What book helped you through puberty?
The Anne of Green Gables series. I’m surprised to be answering again with a series, since as an adult I hardly read them… it’s powerful, isn’t it, the particular pleasure of reentering the same world with characters and places you are already acquainted with. This undeniably contributed to my experience, but I read Miranda July say in an interview that her favorite childhood books shared the theme of “orphaned girls who make secret, special places for themselves”—I think that was the biggest allure of the Anne of Green Gables series for me, as a fourteen-year-old alone in my dorm room at boarding school.
What book do you wish 16-year-old you had read?
I can think of so many books that would have helped me at sixteen had I had the capacity to understand them, but I think realistically the words would have flown over my head—like many books did and that I had to revisit in later years. A prime example is Sleepless Nights by Elizabeth Hardwick. Forget sixteen, I couldn’t even get through it in my early twenties. But at the behest of reader friends, I gave it another try a few years later, and it would be an understatement to say it unlocked worlds for me. There were simply other books I had to digest first before Sleepless Nights was able to reach me—had I read Sleepless Nights at sixteen, it would have left no mark. But it’s thanks to the books I did read at sixteen that I’ve developed the eye and capacity for reading the books that are changing my life today.
If you were to teach a class on Damn Good Writing, what books would make the syllabus?
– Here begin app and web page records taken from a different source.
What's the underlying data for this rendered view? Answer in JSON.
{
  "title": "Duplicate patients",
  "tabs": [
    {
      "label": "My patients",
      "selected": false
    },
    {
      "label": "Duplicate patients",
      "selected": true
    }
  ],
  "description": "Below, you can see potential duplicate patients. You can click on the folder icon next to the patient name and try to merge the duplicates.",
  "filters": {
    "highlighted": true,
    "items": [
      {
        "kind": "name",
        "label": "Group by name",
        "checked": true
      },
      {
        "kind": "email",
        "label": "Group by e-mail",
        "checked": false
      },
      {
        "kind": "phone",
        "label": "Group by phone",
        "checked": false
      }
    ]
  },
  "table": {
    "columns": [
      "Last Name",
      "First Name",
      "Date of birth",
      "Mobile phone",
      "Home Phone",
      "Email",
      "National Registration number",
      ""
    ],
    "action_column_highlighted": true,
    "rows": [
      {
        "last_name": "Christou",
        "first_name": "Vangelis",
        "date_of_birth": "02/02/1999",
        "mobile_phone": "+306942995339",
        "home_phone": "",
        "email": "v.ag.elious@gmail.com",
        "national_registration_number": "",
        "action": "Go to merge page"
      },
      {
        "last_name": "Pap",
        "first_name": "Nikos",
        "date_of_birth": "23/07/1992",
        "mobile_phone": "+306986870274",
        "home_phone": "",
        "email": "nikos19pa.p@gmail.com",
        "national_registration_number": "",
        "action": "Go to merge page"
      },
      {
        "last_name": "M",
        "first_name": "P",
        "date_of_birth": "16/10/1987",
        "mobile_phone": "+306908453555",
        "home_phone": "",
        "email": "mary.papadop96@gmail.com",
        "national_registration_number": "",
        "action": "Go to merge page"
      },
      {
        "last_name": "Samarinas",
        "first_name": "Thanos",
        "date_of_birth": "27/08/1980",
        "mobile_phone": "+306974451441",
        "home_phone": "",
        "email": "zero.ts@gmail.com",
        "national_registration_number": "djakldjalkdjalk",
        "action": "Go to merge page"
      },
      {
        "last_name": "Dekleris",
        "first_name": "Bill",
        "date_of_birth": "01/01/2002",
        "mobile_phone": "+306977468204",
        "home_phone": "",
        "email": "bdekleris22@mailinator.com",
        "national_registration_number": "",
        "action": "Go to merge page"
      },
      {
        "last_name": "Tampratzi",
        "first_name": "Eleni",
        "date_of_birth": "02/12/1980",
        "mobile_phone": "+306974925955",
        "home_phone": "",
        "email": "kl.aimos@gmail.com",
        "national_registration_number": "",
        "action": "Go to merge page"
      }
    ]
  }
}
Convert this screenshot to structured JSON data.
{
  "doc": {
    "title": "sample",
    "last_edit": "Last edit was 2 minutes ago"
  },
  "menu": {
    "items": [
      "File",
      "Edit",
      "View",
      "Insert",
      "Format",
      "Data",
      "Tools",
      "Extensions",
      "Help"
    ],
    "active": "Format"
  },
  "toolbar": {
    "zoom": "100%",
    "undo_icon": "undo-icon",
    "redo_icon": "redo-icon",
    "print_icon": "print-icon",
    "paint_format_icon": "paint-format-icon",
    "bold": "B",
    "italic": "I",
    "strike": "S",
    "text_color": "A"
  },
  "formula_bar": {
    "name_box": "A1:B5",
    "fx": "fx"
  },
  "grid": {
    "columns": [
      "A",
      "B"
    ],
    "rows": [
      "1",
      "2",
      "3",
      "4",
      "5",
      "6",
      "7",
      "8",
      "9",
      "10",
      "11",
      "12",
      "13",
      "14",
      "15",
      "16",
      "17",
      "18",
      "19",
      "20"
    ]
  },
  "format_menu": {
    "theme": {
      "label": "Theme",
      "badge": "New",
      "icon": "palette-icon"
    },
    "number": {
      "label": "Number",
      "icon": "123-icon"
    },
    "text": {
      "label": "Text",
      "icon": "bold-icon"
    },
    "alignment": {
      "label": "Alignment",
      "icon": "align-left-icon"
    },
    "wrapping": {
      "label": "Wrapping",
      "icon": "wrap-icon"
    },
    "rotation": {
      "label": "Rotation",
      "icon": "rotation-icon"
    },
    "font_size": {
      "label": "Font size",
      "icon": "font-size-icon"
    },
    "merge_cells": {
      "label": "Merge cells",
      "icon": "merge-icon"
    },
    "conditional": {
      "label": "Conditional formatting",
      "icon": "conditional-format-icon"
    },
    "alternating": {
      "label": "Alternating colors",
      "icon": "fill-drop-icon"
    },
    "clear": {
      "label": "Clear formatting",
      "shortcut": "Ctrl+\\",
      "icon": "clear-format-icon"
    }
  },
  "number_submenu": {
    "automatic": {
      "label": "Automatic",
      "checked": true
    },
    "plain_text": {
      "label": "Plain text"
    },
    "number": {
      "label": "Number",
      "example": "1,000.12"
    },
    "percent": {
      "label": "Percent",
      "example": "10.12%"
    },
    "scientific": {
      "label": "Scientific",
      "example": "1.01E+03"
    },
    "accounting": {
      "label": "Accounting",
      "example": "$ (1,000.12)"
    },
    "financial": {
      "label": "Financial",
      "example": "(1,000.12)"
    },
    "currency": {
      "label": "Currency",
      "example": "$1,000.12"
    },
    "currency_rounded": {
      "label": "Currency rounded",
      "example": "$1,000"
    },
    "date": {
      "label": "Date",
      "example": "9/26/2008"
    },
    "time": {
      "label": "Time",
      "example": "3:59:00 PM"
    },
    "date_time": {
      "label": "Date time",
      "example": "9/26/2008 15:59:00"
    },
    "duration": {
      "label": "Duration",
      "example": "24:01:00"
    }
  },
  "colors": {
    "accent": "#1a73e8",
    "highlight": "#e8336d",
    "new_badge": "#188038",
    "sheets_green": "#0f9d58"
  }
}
It’s my dream to be a writing professor one day, so it makes me tingle to think about a syllabus. I think I’d want to sequence of books and writers in a way that tells a story, for each in the sequence to have intimate relation to one another, while also making leaps in time, culture, and geography. Perhaps something like: So Long, See You Tomorrow by William Maxwell, Sleepless Nights by Elizabeth Hardwick, The Company She Keeps by Mary McCarthy, Housekeeping by Marilynne Robinson, Sweet Days of Discipline by Fleur Jaeggy, A Personal Matter by by Kenzaburō Ōe, The Temple of the Golden Pavillion by Yukio Mishima, Skinship by Yoon Choi, Interior Chinatown by Charles Yu, and, latest but certainly not least, Y/N by Esther Yi.
What books helped guide you while writing your book?
My initial source of inspiration was We the Animals by Justin Torres. These days my favorite novels tend to be slim little objects with language distilled nearly to poetry, to their most essential, crystalline bones, and it was We the Animals that prompted that predilection for me. Other poetically rooted coming-of-age classics were also important, such as The House on Mango Street by Sandra Cisneros and Drown by Junot Díaz. So was Skinship, Yoon Choi’s revelatory story collection that can be described as an X-ray for the interior lives of Korean Americans, and Three Poems by Hannah Sullivan, a poetry book that begins with a long ode titled “You, Very Young, in New York,” whose employment of language is just so innovative and stunning, and which also taught me how to write with grace about youth without sentimentality.
What books are on your nightstand now?
The Hill by Harriet Clark. Years ago, I read its first chapter in the very first issue of The Paris Review I read cover to cover, which was such an astonishing experience that it led me to subscribe to the magazine. When the writer was just an infant, her mother was sentenced to life in prison for being the getaway driver of an armed robbery. That premise itself blasts open and reinvents the genre of the mother-daughter story, but even at a molecular level the novel is incredible.
I feel like I always have a Toni Morrison novel in my stack, Beloved at the moment, just for good measure. Having the great dame of modern literature preside my nightstand keeps my life in check.
I also have The Easy Life by Marguerite Duras and a few of her other tiny “novels.” People know her for The Lover, which is my favorite novel of all time and so would be redundant to have on my nightstand, but reading her earlier works are fascinating to me because you can see very clear traces of her experimenting, learning how to write toward her masterwork.